La statue représentant le trio Vlad, Seig et Shu bras dessus, bras dessous, fit verser des larmes à Shu et à sa fille, Emilia et John arrivant entre temps tentèrent de les consoler.
- Voilà maintenant Hellmaster, le leader du groupe et Zell l’impassible comme l’on nommait les Wallabies.
La statue montrant Zell et Hell en train de faire un bras de fer sur la tête d’une pieuvre marine était d’un réalisme sidérant.
- Et maintenant le dernier de tous, celui qui a vaincu le pape en combat singulier, mon père Aibe Hellsing.
La dernière statue était un peu plus grande que les autres et montrait Aibe chevauchant le roi des dragons et pointant son épée géante vers le ciel.
- Et bien les voilà tous, comme ils ont existés. ( Il s’était mis à renifler) Excusez-moi mais c’est nerveux.
Dans le public sa mère aussi était en larme, chaque fois qu’elle regardait son fils, elle voyait le père de son enfant, mais en le voyant devant cette foule, les affrontant du regard, elle avait cru l’espace d’un instant voir son premier amour.

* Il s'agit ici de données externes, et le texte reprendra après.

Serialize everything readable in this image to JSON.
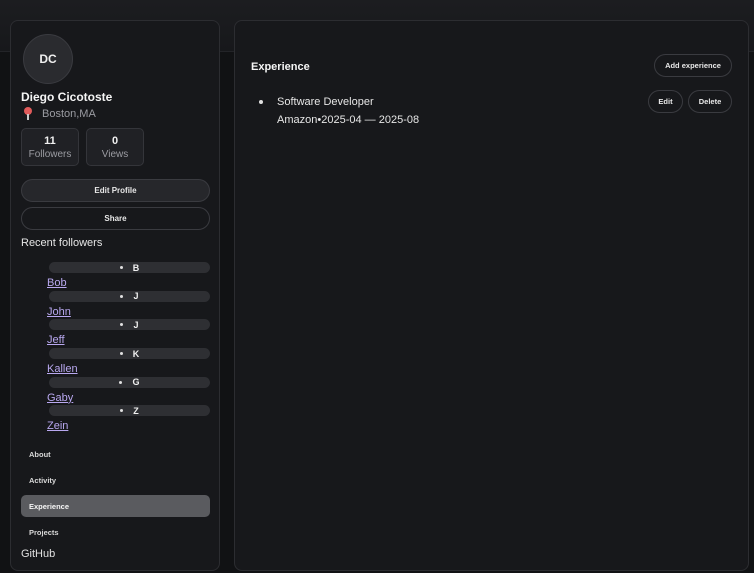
{
  "profile": {
    "initials": "DC",
    "name": "Diego Cicotoste",
    "location": "Boston,MA",
    "location_icon": "map-pin-icon",
    "stats": [
      {
        "value": "11",
        "label": "Followers"
      },
      {
        "value": "0",
        "label": "Views"
      }
    ],
    "edit_label": "Edit Profile",
    "share_label": "Share"
  },
  "recent_followers": {
    "title": "Recent followers",
    "items": [
      {
        "initial": "B",
        "name": "Bob"
      },
      {
        "initial": "J",
        "name": "John"
      },
      {
        "initial": "J",
        "name": "Jeff"
      },
      {
        "initial": "K",
        "name": "Kallen"
      },
      {
        "initial": "G",
        "name": "Gaby"
      },
      {
        "initial": "Z",
        "name": "Zein"
      }
    ]
  },
  "nav": {
    "items": [
      {
        "label": "About"
      },
      {
        "label": "Activity"
      },
      {
        "label": "Experience",
        "active": true
      },
      {
        "label": "Projects"
      }
    ],
    "github_label": "GitHub"
  },
  "experience": {
    "title": "Experience",
    "add_label": "Add experience",
    "entries": [
      {
        "role": "Software Developer",
        "company": "Amazon",
        "separator": "•",
        "start": "2025-04",
        "dash": "—",
        "end": "2025-08",
        "edit_label": "Edit",
        "delete_label": "Delete"
      }
    ]
  },
  "colors": {
    "background": "#111214",
    "panel": "#17181b",
    "link": "#b9a8f0",
    "active_nav": "#5a5b5f",
    "pin": "#e05a5a"
  }
}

- Je n’ai plus qu’une chose à vous dire, mon père était un chevalier dragon et moi j’en suis devenu un pour protéger la planète mais ni moi, ni les autres chevaliers ne seront toujours là. Et une nouvelle menace peut surgir à chaque instant, vous avez tous subi la Grande catastrophe, tous à votre manière vous êtes des fils de la Grande Catastrophe, alors prenez votre destin en main et si un danger advient anéantissez-le, n’attendez pas toujours les autres. Car nous avons touts quelque part un héros en nous, et tant que nous vivrons les Fils de la Grande Catastrophe vivront en nous. Ils ne mourront jamais. Merci de m’avoir écouté.
Une salve d’applaudissements gigantesque fit trembler le stade tout le public était debout, les caméras firent un gros plan sur le visage soulagé de Arnaud. Puis les caméras parcourent le public quand soudain ayant reconnu Zell, elles foncèrent sur lui. Son visage était en gros plan et tout le monde put voir la ressemblance avec la statue.
Rufus qui avait repris le micro demanda amusé :
- Alors Zell, tu as quelque chose à dire sur le discours ?
- Eh bien, répondit-il toujours aussi impassible, je constate juste qu’il n’a pas tenu une demi-heure.
Et un grand rire plein d’espoir s’éleva dans le stade.